AI is also widely used in e-commerce, search engines, customer call centers, fraud detection, facial recognition, autonomous vehicles, medical diagnoses, and the much-in-the-news chatbots like ChatGPT, just to name some of the more obvious applications.

Advocates believe AI will bring mostly good to us, improving our everyday lives and work environments as invaluable helpmates. AI is already being used to develop more effective drug therapies targeted at disease or tumor-specific DNA chains. All manner of word processing programs can now access AI, some fancy kitchen appliances do likewise, and our space program is full of advanced AI.

However, there are those who believe we have already allowed AI to get too strong a foothold and that it will be used for ill purposes by corrupt groups or individuals, not to mention various military applications. The real fear is we will make these things too smart and they will ultimately become sentient and recognize humans as the world’s biggest problem. After all, computers can already “talk” to each other and program and reprogram each other without human involvement.

A more likely scenario is the weaponization of AI, likely already well under way in China, Russia, Israel, and here in the U.S. at a minimum. There is a long history of the military finding a way to turn something otherwise useful into something deadly.
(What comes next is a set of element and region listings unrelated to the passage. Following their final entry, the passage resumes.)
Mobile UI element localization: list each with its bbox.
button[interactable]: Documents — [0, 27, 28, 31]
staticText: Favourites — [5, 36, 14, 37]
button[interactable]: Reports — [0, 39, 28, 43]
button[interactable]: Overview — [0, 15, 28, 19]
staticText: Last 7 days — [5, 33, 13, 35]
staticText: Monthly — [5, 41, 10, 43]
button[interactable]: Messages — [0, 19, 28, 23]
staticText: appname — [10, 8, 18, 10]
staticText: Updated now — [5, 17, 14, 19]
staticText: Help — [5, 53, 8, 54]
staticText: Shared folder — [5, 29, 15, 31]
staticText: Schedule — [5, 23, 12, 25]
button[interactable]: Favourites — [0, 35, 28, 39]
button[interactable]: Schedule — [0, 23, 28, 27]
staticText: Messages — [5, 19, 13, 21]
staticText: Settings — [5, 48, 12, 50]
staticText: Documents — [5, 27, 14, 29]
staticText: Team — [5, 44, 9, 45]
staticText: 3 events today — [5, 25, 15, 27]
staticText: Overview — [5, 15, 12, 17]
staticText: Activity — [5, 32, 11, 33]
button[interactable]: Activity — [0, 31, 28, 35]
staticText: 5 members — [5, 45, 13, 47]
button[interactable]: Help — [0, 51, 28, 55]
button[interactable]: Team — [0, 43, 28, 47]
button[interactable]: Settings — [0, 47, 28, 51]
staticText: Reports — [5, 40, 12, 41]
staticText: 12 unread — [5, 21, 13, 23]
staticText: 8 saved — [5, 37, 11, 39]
A primitive periodic table of the elements was first produced in 1869 by a Russian scientist. That, and the ability to combine these chemical elements into useful compounds, was considered miraculous. By 1914, both France and Germany were using these “miracles” in deadly chemical warfare in WWI. Though subsequently deemed illegal, we know Hitler, Saddam Hussein in Iraq, and Bashar al-Assad in Syria all used chemical weapons. We, and plenty of other countries, regularly use tear gas and pepper sprays in riot situations, and that’s chemistry as a weapon, too.

(Biological warfare, by the way, goes way, way back. According to Britannica.com, the first recorded use of a biological weapon happened in 1347 when Mongol invaders actually catapulted bodies infected with the plague into the walled Black Sea city of Caffa. We are not guiltless—there is evidence 18th century colonists gave indigenous folks blankets that had been infected with smallpox, but the blankets were old, the disease was dead, and the scheme did not work.)

AI is already far too developed to be effectively regulated and impossible to be stopped. It will likely be used to greatly help and harm us. Whatever directions it takes, it will develop far faster than we imagine. Just ask Siri.